IL RICORDO. Quell’incontro del ’98 che «cambiò» Fidel
Fu il primo Papa ad entrare nel Palacio de la Revolucion dell’Avana, accolto con tutti gli onori dal lìder maximo. Era il 22 gennaio 1998 e le immagini di quello storico incontro tra Giovanni Paolo II e Fidel Castro fecero il giro del mondo. Nel suo faticoso incedere attraverso i saloni tappezzati di rosso, la bianca figura del Papa era accompagnata dal Comandante che per l’occasione aveva lasciato nell’armadio l’uniforme militare indossando un elegante doppiopetto blu. El Jefe sorreggeva «Juan Pablo segundo» allungando il braccio con un’attenzione delicata e premurosa ben oltre il protocollo. Si poteva cogliere una tenerezza reciproca e commovente che per un attimo fece passare in secondo piano la contrapposizione tra il Pontefice che aveva abbattuto il comunismo ed il presidente dell’ultimo Paese marxista rimasto nell’emisfero occidentale.

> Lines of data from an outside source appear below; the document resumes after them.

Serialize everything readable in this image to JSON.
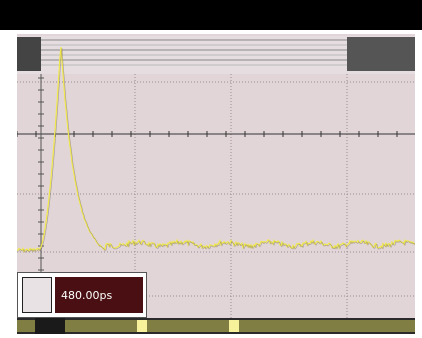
{
  "colors": {
    "background": "#e2d5d8",
    "trace": "#f0e84a",
    "grid": "#9a8c8f",
    "readout_bg": "#4a0f12"
  },
  "measurement": {
    "value_label": "480.00ps"
  },
  "waveform": {
    "baseline": 0.72,
    "peak": 0.03,
    "peak_position": 0.11,
    "noise": 0.012
  }
}
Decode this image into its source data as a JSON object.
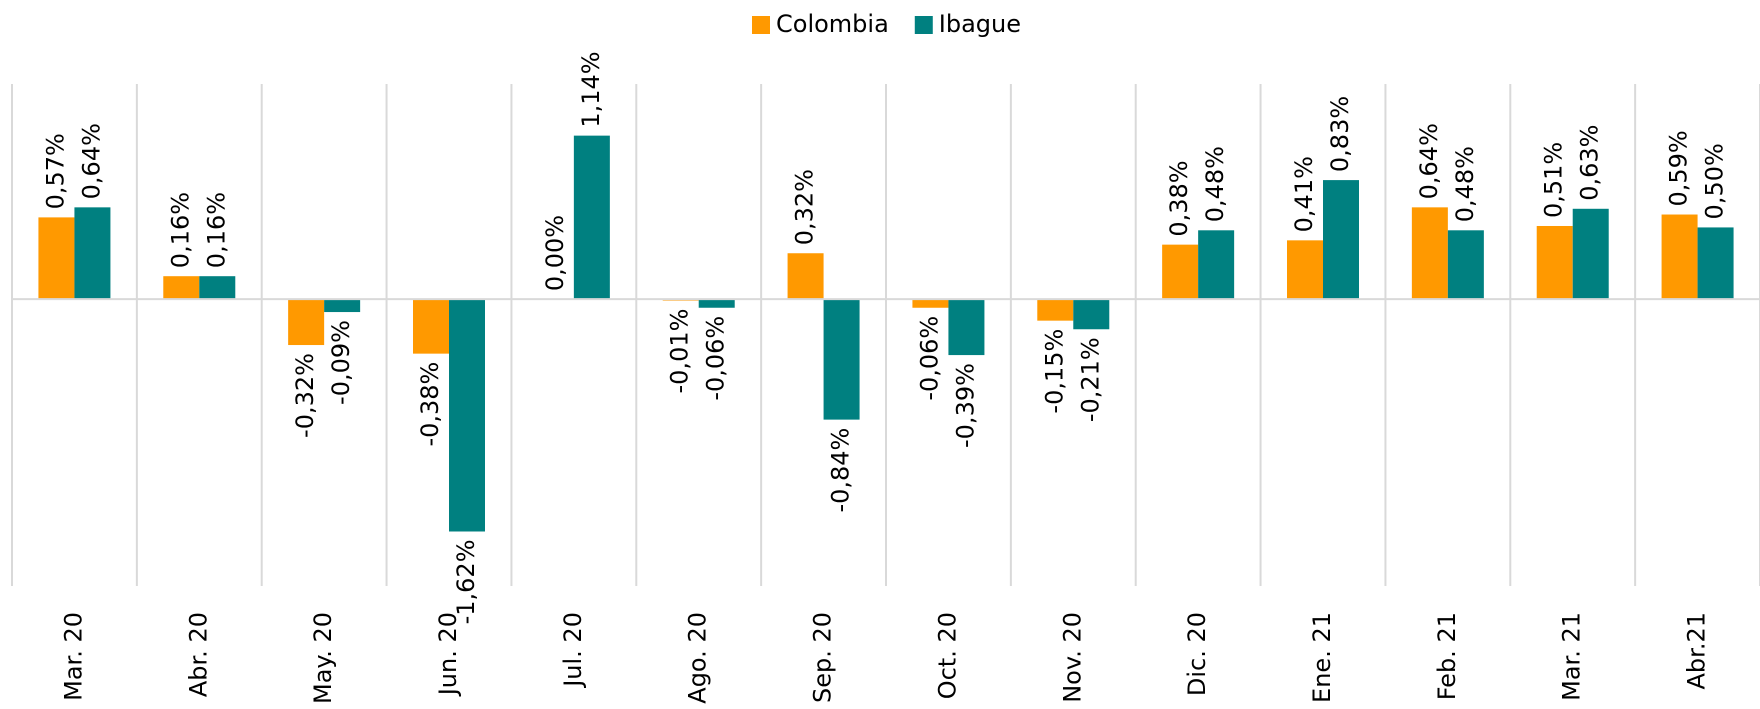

S’intrattennero in colloquio privato per 45 minuti. Un faccia a faccia tra due guerrieri: l’uno anziano e malato da cui continuava a sprigionarsi una grande energia spirituale, l’altro non più giovane, con la barba ormai sale e pepe, deciso a portare avanti cocciutamente l’utopia socialista. Un incontro che ha lasciato tracce profonde nell’animo di Fidel, come lui stesso ammetterà in varie occasioni. Un incontro drammatico, tant’è che da allora si ipotizza una sua conversione. Lo scrittore spagnolo Vazquez Montalban che ne trasse spunto per un libro dal titolo suggestivo E Dio entrò all’Avana ha avanzato il sospetto che si sia trattato dell’ennesimo «coup de théatre» da parte di un attore della storia abile e spregiudicato. Ma è vero che Fidel Castro ha sempre mostrato un grande interesse per la religione. «Da anni vado studiando le profonde affinità tra la dottrina cristiana e quella rivoluzionaria » confidava già nel 1985 al brasiliano Frei Betto in una lunga intervista che divenne un manifesto della teologia della liberazione latino-americana. Allievo dei gesuiti, scomunicato nel 1963 dopo che aveva messo al bando la Chiesa cattolica cubana, cacciato i vescovi e proibito ai cattolici d’iscriversi al partito unico, il barbudo della Sierra Maestra non si è mai definito ateo. E si è sempre tenuto informato sulle encicliche e sulle dichiarazioni più importanti del Papa e della gerarchia ecclesiastica, convinto della profonda sintonia tra le sue idee su capitalismo, mondo della finanza, globalizzazione ed ecologia e quelle di Giovanni Paolo II. Lo disse pubblicamente nel corso della cerimonia di benvenuto a papa Wojtyla sbarcato sull’isola caraibica: «Ho vissuto delle esperienze personali che mi permettono di apprezzare molti aspetti del suo pensiero». Negli ultimi tempi, dopo la malattia che l’ha colpito nel 2006 e l’ha costretto al ritiro definitivo dal potere nel 2008, sembra che sia cresciuto il suo interesse per i temi della fede e dell’aldilà. Dicono che sul suo comodino ci sia una copia del Gesù di Nazareth di papa Ratzinger cui ha dedicato una lettura attenta e meticolosa. Il vecchio Fidel appare sempre più lontano dall’iconografia di sinistra e dall’immagine cinematografica immortalata nel «Comandante» di Oliver Stone. Il lungo autunno del Patriarca che ha governato per quasi cinquant’anni con pugno di ferro e retorica debordante si concluderà con un’umile e sommessa riscoperta della fede?